2025 Public Health Laboratory Newsroom
Monitoring the Flu Season in the Minn. Public Health Lab
In late November 2025, national news articles were warning of an especially brutal 2025/2026 flu season. A primary reason for concern was a strain of influenza H3N2 causing a surge of cases overseas.
The Minnesota Public Health Laboratory, a division of the Minnesota Department of Health, is carefully monitoring the flu strains circulating in Minnesota. At the peak of flu season from December through February, hospitals and clinics may send the lab more than 100 samples from patients each day. (See the latest data about the current flu season at the Minnesota Department of Health’s Situation Update for Influenza.)
Hospitals and clinics determine whether their patients have the flu, but they do not always test to see which strain of the influenza virus is infecting each patient. The scientists of the Minnesota Public Health Laboratory’s Infectious Disease Laboratory use a technology called polymerase chain reaction (PCR) to identify the flu virus strain present in each sample. The lab has already adapted its PCR testing to detect the new strain of influenza H3N2.
The Minnesota Public Health Laboratory sends a portion of these live virus samples to the Centers for Disease Control and Protection (CDC). For some samples, the lab will also use whole-genome sequencing (WGS) to map out the virus’s entire genome, i.e., a complete set of genetic material. Any unusual result will be quickly sent to the CDC.
Why you need a new flu vaccine every year
Some viruses, such as the one that causes measles, do not change often. Thus, the vaccine that prevents you from contracting measles rarely needs to be updated. If you were immunized for measles as a child, it is very unlikely you will ever contract the disease.

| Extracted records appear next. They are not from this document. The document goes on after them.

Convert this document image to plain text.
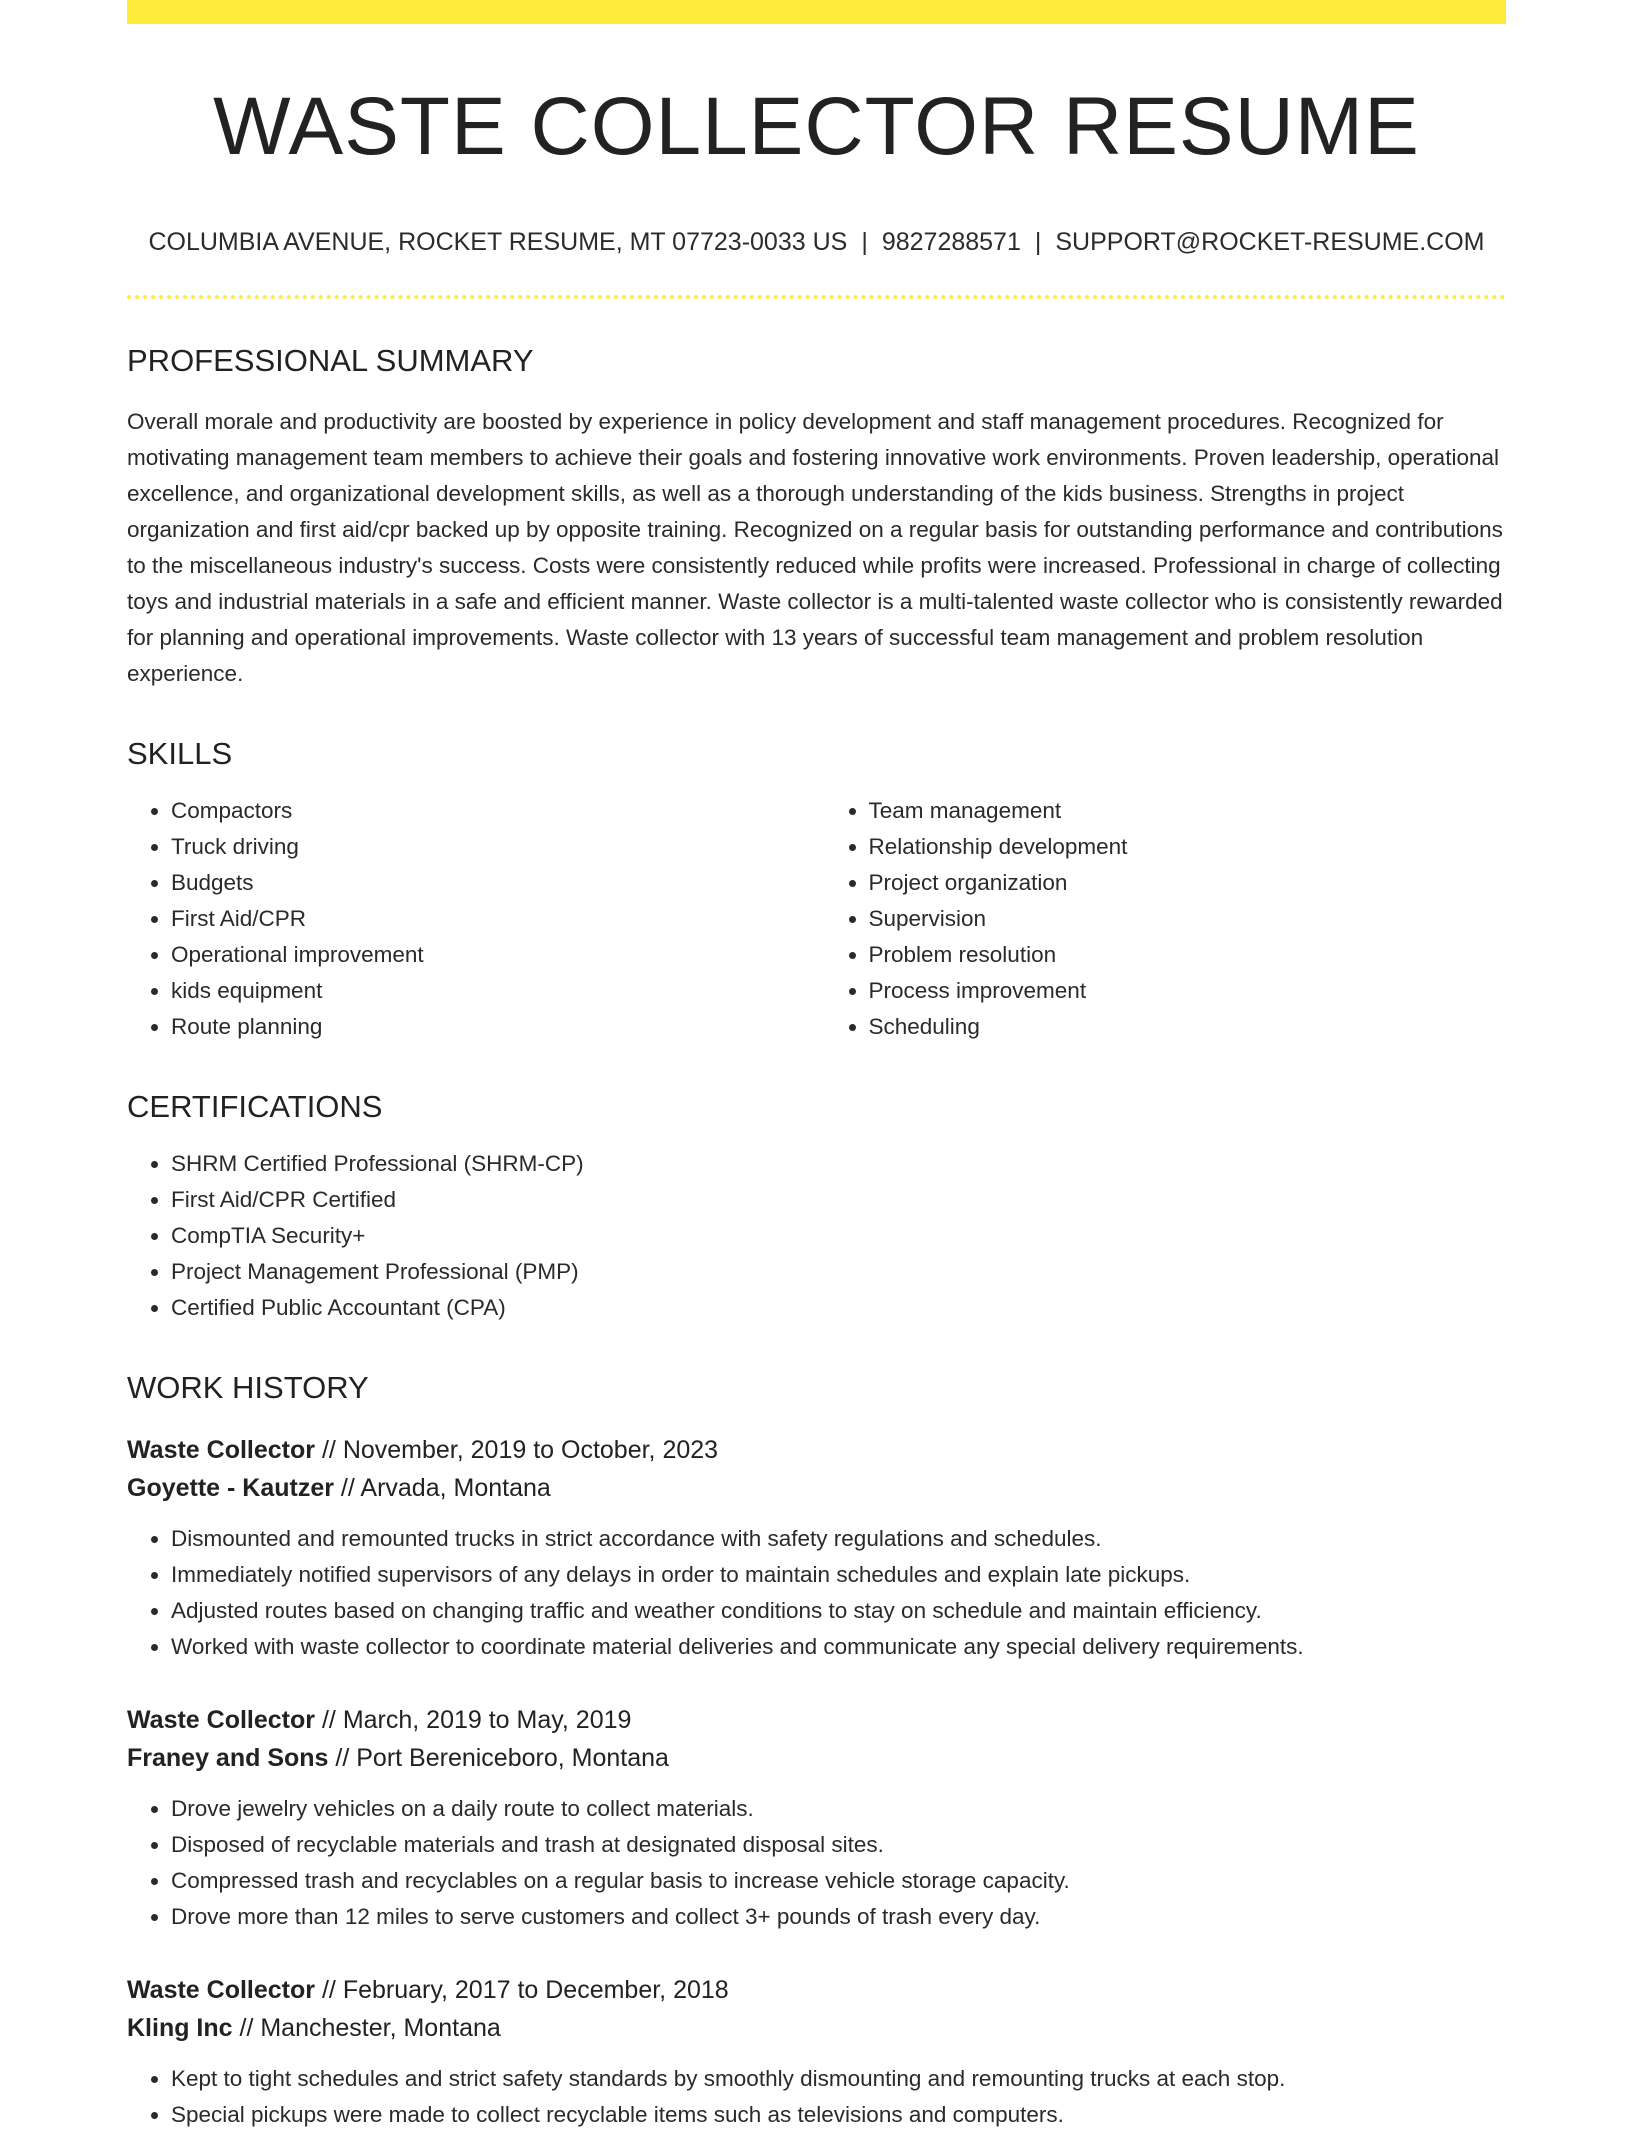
WASTE COLLECTOR RESUME
COLUMBIA AVENUE, ROCKET RESUME, MT 07723-0033 US | 9827288571 | SUPPORT@ROCKET-RESUME.COM
PROFESSIONAL SUMMARY
Overall morale and productivity are boosted by experience in policy development and staff management procedures. Recognized for motivating management team members to achieve their goals and fostering innovative work environments. Proven leadership, operational excellence, and organizational development skills, as well as a thorough understanding of the kids business. Strengths in project organization and first aid/cpr backed up by opposite training. Recognized on a regular basis for outstanding performance and contributions to the miscellaneous industry's success. Costs were consistently reduced while profits were increased. Professional in charge of collecting toys and industrial materials in a safe and efficient manner. Waste collector is a multi-talented waste collector who is consistently rewarded for planning and operational improvements. Waste collector with 13 years of successful team management and problem resolution experience.
SKILLS
• Compactors
• Truck driving
• Budgets
• First Aid/CPR
• Operational improvement
• kids equipment
• Route planning
• Team management
• Relationship development
• Project organization
• Supervision
• Problem resolution
• Process improvement
• Scheduling
CERTIFICATIONS
• SHRM Certified Professional (SHRM-CP)
• First Aid/CPR Certified
• CompTIA Security+
• Project Management Professional (PMP)
• Certified Public Accountant (CPA)
WORK HISTORY
Waste Collector // November, 2019 to October, 2023
Goyette - Kautzer // Arvada, Montana
• Dismounted and remounted trucks in strict accordance with safety regulations and schedules.
• Immediately notified supervisors of any delays in order to maintain schedules and explain late pickups.
• Adjusted routes based on changing traffic and weather conditions to stay on schedule and maintain efficiency.
• Worked with waste collector to coordinate material deliveries and communicate any special delivery requirements.
Waste Collector // March, 2019 to May, 2019
Franey and Sons // Port Bereniceboro, Montana
• Drove jewelry vehicles on a daily route to collect materials.
• Disposed of recyclable materials and trash at designated disposal sites.
• Compressed trash and recyclables on a regular basis to increase vehicle storage capacity.
• Drove more than 12 miles to serve customers and collect 3+ pounds of trash every day.
Waste Collector // February, 2017 to December, 2018
Kling Inc // Manchester, Montana
• Kept to tight schedules and strict safety standards by smoothly dismounting and remounting trucks at each stop.
• Special pickups were made to collect recyclable items such as televisions and computers.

The influenza virus, on the other hand, can develop into new strains very easily. Sometimes these strains adapt in such a way as to evade the effects of the flu vaccine. The flu vaccine must be updated every year to keep up with these changes.
Each year’s flu vaccine must be created around six months before flu season begins. The current vaccine was finalized before the latest H3N2 strain was detected in large numbers in the Southern Hemisphere.
However, there are always many flu strains circulating at once. At this writing, the new H3N2 strain represents a small percentage of the flu viruses that people are encountering. If you contract the virus, it will likely be one of the older strains that the vaccine is designed to fight. Vaccination is always the best method of prevention, as it may prevent more severe complications due to influenza, even if the strain is not a good match to the vaccine.
If the new H3N2 strain becomes dominant, however, the monitoring done by Minnesota Public Health Laboratory, along with other public health laboratories and the CDC, will be critical. Only through this public-health-based virus monitoring, called “surveillance,” can we know how the flu virus is changing. This information will be used to create the next vaccine.
Could the flu vaccine become more adaptable to strains like H3N2?
The current flu vaccine targets the outer coating of the virus, which changes often. These changes enable the virus to evade vaccines, enter your cells, and make you sick.
A promising new “mRNA model” of vaccine construction would target an inner layer of the influenza virus, called the stem. The stem of the virus changes much less frequently. Newer strains like H3N2 have different outer layers but much the same stems as older strains. By targeting the stem, a vaccine made with the mRNA model could require much less than 6 months of lead time for updates.
The mRNA model vaccine is still undergoing clinical trials. At this stage it only works for certain strains and still requires annual updates. Researchers are optimistic that someday it could result in a universal flu vaccine.
The Minnesota Public Health Laboratory and the rest of the American public health infrastructure will be ready to adapt to any changes to the influenza virus and its vaccine. It will continue the critical work of tracking how the virus changes and what effects it has on the public.